Applying Policy Lists to Interfaces and Profiles

You can assign a policy list to supported interfaces and profiles. Policy lists are supported on Frame Relay, IP, IPv6, GRE tunnel, MPLS layer 2, and VLAN interfaces. You can also specify IP, IPv6, and L2TP policies in profiles to assign a policy list to an interface. In either case, you can enable or disable the recording of statistics for bytes and packets affected by the assigned policy.

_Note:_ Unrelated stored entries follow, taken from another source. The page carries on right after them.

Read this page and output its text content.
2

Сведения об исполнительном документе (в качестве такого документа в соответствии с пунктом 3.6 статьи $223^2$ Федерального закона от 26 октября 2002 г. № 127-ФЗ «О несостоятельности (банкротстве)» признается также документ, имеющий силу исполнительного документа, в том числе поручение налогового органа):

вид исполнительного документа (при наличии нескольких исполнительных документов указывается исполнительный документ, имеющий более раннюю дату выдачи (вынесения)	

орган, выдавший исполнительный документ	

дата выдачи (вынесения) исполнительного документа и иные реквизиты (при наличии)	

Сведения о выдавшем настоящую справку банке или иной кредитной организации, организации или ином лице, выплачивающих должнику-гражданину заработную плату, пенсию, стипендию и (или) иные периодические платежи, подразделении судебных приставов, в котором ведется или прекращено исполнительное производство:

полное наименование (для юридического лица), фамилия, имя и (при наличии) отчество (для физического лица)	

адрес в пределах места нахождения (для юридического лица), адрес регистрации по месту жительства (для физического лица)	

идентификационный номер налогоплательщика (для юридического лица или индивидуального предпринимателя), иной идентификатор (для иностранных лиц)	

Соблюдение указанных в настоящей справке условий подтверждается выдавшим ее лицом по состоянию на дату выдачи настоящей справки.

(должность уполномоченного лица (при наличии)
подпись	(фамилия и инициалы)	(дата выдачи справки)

NOTE: You can apply policies to MPLS topology-driven label-switched paths (LSPs) by using the mpls ldp lsp-policy command. See Policy Management and MPLS Topology-Driven LSPs.

Examples

To assign the policy list named routeForXYZCorp with statistics enabled to the ingress IP interface over an ATM subinterface:

host1(config)#interface atm 12/0.1

host1(config-subif)#ip policy input routeForXYZCorp statistics enabled

To create an L2TP profile that applies the policy list routeForABCCorp to the egress of an interface:

host1(config)#profile bostonProfile

host1(config-profile)#l2tp policy output routeForABCCorp

frame-relay policy
    gre-tunnel policy
    ip policy
    ipv6 policy
    mpls policy
    l2tp policy
    vlan policy

• Use to assign a Frame Relay, IP, IPv6, GRE tunnel, MPLS, or VLAN policy list to an interface. Also use to specify an IP, IPv6, or L2TP policy list to a profile, which then assigns the policy to the interfaces to which the profile is attached.
  

  NOTE: The mpls policy command is used to attach policies to MPLS Layer 2 circuits only. NOTE: The SRP module Fast Ethernet port does not support policy attachments, nor can the module be the destination for the forward next-hop, forward next-interface, next-hop, and next-interface commands.

  
  
• Use the input or output keyword to assign the policy list to the ingress or egress of the interface.
• For IP and IPv6 policy lists, use the secondary-input keyword to assign the policy list, after route lookup, to data destined to local or remote destinations.

The router supports secondary input policies whose principal applications are:

• To defeat denial-of-service attacks directed at a router's local IP or IPv6 stack
• To protect a router from being overwhelmed by legitimate local traffic
• To apply policies on packets associated with the route class
  

  NOTE: The local-input keyword for the ip policy and ipv6 policy commands is deprecated, and may be completely removed in a future release. The keyword should be removed from scripts. You should recreate any local input policies using the ip classifier-list local true command and attaching the policies using the ip policy secondary-input command.

  
  

• You can enable or disable the recording of routing statistics for bytes and packets affected by the policy.
• If you enable statistics, you can enable or disable baselining of the statistics. The router implements the baseline by reading and storing the statistics at the time the baseline is set and then subtracting this baseline whenever baseline-relative statistics are retrieved.
• You must also enable baselining on the interface with the appropriate baseline command.
  

  NOTE: The gre-tunnel policy command does not support the baseline keyword.

  
  
• Example 1

host1(config-if)#vlan policy input VlanPolicy33 statistics disabled 

• Example 2

host1(config-if)#ipv6 policy secondary-input my-policy

• Use the no version to remove the association between a policy list and an interface or a profile.